The cover is always leather. Or perhaps human skin? There’s always a pentagram on it, and sort of evil illuminated manuscript pages contained therein.

In this generic and generally uninteresting meander of a movie, the book only shows up late and plays no real role in the outcome. But as random as it begins and ends, as many peripheral characters get mixed-up in the messy goings-on, the book shows up because you’ve simply got to have one. Every hack horror screenwriter knows that, even if he has to grimace away the decision to name his movie the same as a film that came out just last year.

Let’s confuse horror consumers. Maybe that’ll help.

A mother (Alexis Knapp) and daughter (Kai Phillippe-Knapp) visit a “witch” in the land of live oaks bathed in Spanish moss.

“Don’t come inside until the screaming starts,” Mom orders. She may be requesting a curse cast upon some rival — “I want the Devil himself to take possession of her.!” — but we start to smell a trap. For the witch.

“Three months later” the new nurse and newly motherless Elly (Sarah Grey) takes a job as in home caregiver to an aged, catatonic crone (’70s and ’80s cinema and TV mainstay Meg Foster). The officious martinet doing the hiring (Mena Suvari) insists that Elly not leave the remote house while her charge is still breathing. Maybe that’ll be just for the weekend. But she gives Elly and the pal Beth who drops her off (Sarah Dumont) the “all kindsa wrong” creeps.

Something doesn’t add up. And it’s going to take Elly, Beth, the mother-and-daughter we met in the first scene, and that pentagrammed book to sort out.

We assume that’s how this will find its way to coherence, excitement, blood and revenge.
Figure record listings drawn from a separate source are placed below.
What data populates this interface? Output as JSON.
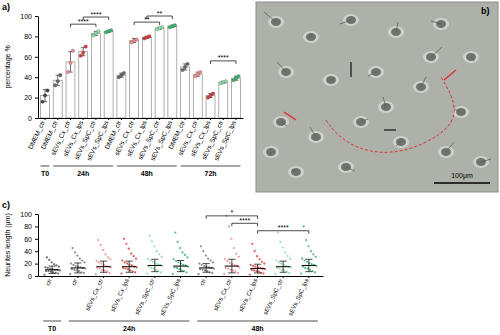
{
  "chart_data": [
    {
      "type": "bar",
      "title": "a)",
      "y_label": "percentage %",
      "categories": [
        "DMEM_ctr",
        "DMEM_ctr",
        "sEVs_Cx_ctr",
        "sEVs_Cx_lps",
        "sEVs_SpC_ctr",
        "sEVs_SpC_lps",
        "DMEM_ctr",
        "sEVs_Cx_ctr",
        "sEVs_Cx_lps",
        "sEVs_SpC_ctr",
        "sEVs_SpC_lps",
        "DMEM_ctr",
        "sEVs_Cx_ctr",
        "sEVs_Cx_lps",
        "sEVs_SpC_ctr",
        "sEVs_SpC_lps"
      ],
      "groups": [
        {
          "label": "T0",
          "from": 0,
          "to": 0
        },
        {
          "label": "24h",
          "from": 1,
          "to": 5
        },
        {
          "label": "48h",
          "from": 6,
          "to": 10
        },
        {
          "label": "72h",
          "from": 11,
          "to": 15
        }
      ],
      "values": [
        22,
        37,
        55,
        65,
        83,
        85,
        42,
        76,
        79,
        88,
        90,
        50,
        43,
        22,
        35,
        39
      ],
      "error": [
        6,
        5,
        10,
        4,
        2,
        1,
        2,
        2,
        1,
        1,
        1,
        3,
        2,
        2,
        1,
        2
      ],
      "points": [
        [
          16,
          22,
          27
        ],
        [
          32,
          36,
          42
        ],
        [
          45,
          54,
          66
        ],
        [
          61,
          64,
          70
        ],
        [
          81,
          83,
          85
        ],
        [
          84,
          85,
          86
        ],
        [
          40,
          42,
          44
        ],
        [
          74,
          76,
          77
        ],
        [
          78,
          79,
          80
        ],
        [
          87,
          88,
          89
        ],
        [
          89,
          90,
          91
        ],
        [
          47,
          50,
          53
        ],
        [
          41,
          43,
          45
        ],
        [
          20,
          22,
          24
        ],
        [
          34,
          35,
          36
        ],
        [
          37,
          39,
          41
        ]
      ],
      "colors": [
        "#444444",
        "#666666",
        "#f08a8a",
        "#d83c3c",
        "#8fd9a8",
        "#3cb371",
        "#666666",
        "#f08a8a",
        "#d83c3c",
        "#8fd9a8",
        "#3cb371",
        "#666666",
        "#f08a8a",
        "#d83c3c",
        "#8fd9a8",
        "#3cb371"
      ],
      "ylim": [
        0,
        100
      ],
      "yticks": [
        0,
        20,
        40,
        60,
        80,
        100
      ],
      "annotations": [
        {
          "text": "****",
          "from": 2,
          "to": 4,
          "y": 92
        },
        {
          "text": "****",
          "from": 3,
          "to": 5,
          "y": 99
        },
        {
          "text": "**",
          "from": 7,
          "to": 9,
          "y": 94
        },
        {
          "text": "**",
          "from": 8,
          "to": 10,
          "y": 100
        },
        {
          "text": "****",
          "from": 13,
          "to": 15,
          "y": 56
        }
      ]
    },
    {
      "type": "scatter",
      "title": "c)",
      "y_label": "Neurites length (μm)",
      "categories": [
        "ctr",
        "ctr",
        "sEVs_Cx_ctr",
        "sEVs_Cx_lps",
        "sEVs_SpC_ctr",
        "sEVs_SpC_lps",
        "ctr",
        "sEVs_Cx_ctr",
        "sEVs_Cx_lps",
        "sEVs_SpC_ctr",
        "sEVs_SpC_lps"
      ],
      "groups": [
        {
          "label": "T0",
          "from": 0,
          "to": 0
        },
        {
          "label": "24h",
          "from": 1,
          "to": 5
        },
        {
          "label": "48h",
          "from": 6,
          "to": 10
        }
      ],
      "values": [
        10,
        13,
        15,
        15,
        17,
        16,
        13,
        16,
        12,
        15,
        17
      ],
      "error": [
        6,
        8,
        9,
        9,
        10,
        9,
        7,
        11,
        7,
        9,
        10
      ],
      "points": [
        [
          2,
          4,
          5,
          6,
          7,
          8,
          8,
          9,
          10,
          10,
          11,
          12,
          13,
          14,
          15,
          17,
          19,
          22,
          26,
          30
        ],
        [
          3,
          5,
          6,
          8,
          9,
          10,
          11,
          12,
          13,
          14,
          15,
          16,
          18,
          20,
          22,
          25,
          28,
          33,
          38,
          45
        ],
        [
          3,
          5,
          7,
          9,
          10,
          12,
          13,
          14,
          15,
          16,
          18,
          20,
          22,
          24,
          27,
          30,
          35,
          42,
          50,
          58
        ],
        [
          4,
          6,
          7,
          9,
          11,
          12,
          13,
          14,
          15,
          17,
          18,
          20,
          22,
          25,
          28,
          32,
          36,
          44,
          52,
          60
        ],
        [
          4,
          6,
          8,
          10,
          12,
          13,
          15,
          16,
          18,
          19,
          21,
          23,
          25,
          28,
          31,
          35,
          40,
          48,
          56,
          65
        ],
        [
          3,
          6,
          8,
          9,
          11,
          13,
          14,
          15,
          17,
          18,
          20,
          22,
          24,
          27,
          30,
          34,
          38,
          45,
          55,
          70
        ],
        [
          3,
          5,
          6,
          8,
          9,
          10,
          11,
          12,
          13,
          14,
          15,
          16,
          18,
          20,
          22,
          25,
          28,
          33,
          40,
          48
        ],
        [
          3,
          5,
          7,
          9,
          10,
          12,
          13,
          14,
          16,
          17,
          19,
          21,
          24,
          27,
          31,
          36,
          45,
          60,
          80,
          97
        ],
        [
          2,
          4,
          5,
          7,
          8,
          9,
          10,
          11,
          12,
          13,
          14,
          15,
          16,
          18,
          20,
          23,
          27,
          32,
          40,
          52
        ],
        [
          3,
          5,
          7,
          9,
          10,
          12,
          13,
          14,
          15,
          16,
          18,
          20,
          22,
          25,
          28,
          32,
          38,
          46,
          55,
          70
        ],
        [
          4,
          6,
          8,
          10,
          12,
          13,
          15,
          16,
          18,
          19,
          21,
          23,
          25,
          28,
          31,
          35,
          40,
          48,
          58,
          80
        ]
      ],
      "colors": [
        "#555555",
        "#777777",
        "#f08a8a",
        "#d83c3c",
        "#8fd9a8",
        "#3cb371",
        "#777777",
        "#f08a8a",
        "#d83c3c",
        "#8fd9a8",
        "#3cb371"
      ],
      "ylim": [
        0,
        100
      ],
      "yticks": [
        0,
        20,
        40,
        60,
        80,
        100
      ],
      "annotations": [
        {
          "text": "*",
          "from": 6,
          "to": 8,
          "y": 97
        },
        {
          "text": "****",
          "from": 7,
          "to": 8,
          "y": 85
        },
        {
          "text": "****",
          "from": 8,
          "to": 10,
          "y": 73
        }
      ]
    }
  ],
  "image": {
    "label": "b)",
    "scale_bar": "100μm"
  }
}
The effects — mainly a gnarled hand that crawls out of this or that mouth, a hand attached to something even bigger, and makes its way into another — are pretty good.

The cast isn’t bad, by B-movie horror standards.

But the confusing set-up, with a prologue that whatever the script back-engineers it to do seems unnecessary, hamper this and the frights and confrontations are rarely more than the mildest chills.

It’s hard to work up much enthusiasm for the second “Accursed” to come our way in less than a year, by-the-book or not.

Rating: unrated, bloody violence

Cast: Sarah Grey, Sarah Dumont, Alexis Knapp, Meg Foster and Mena Suvari

Credits: Directed by Kevin Lewis, scripted by Rob Kennedy. A Screen Media release.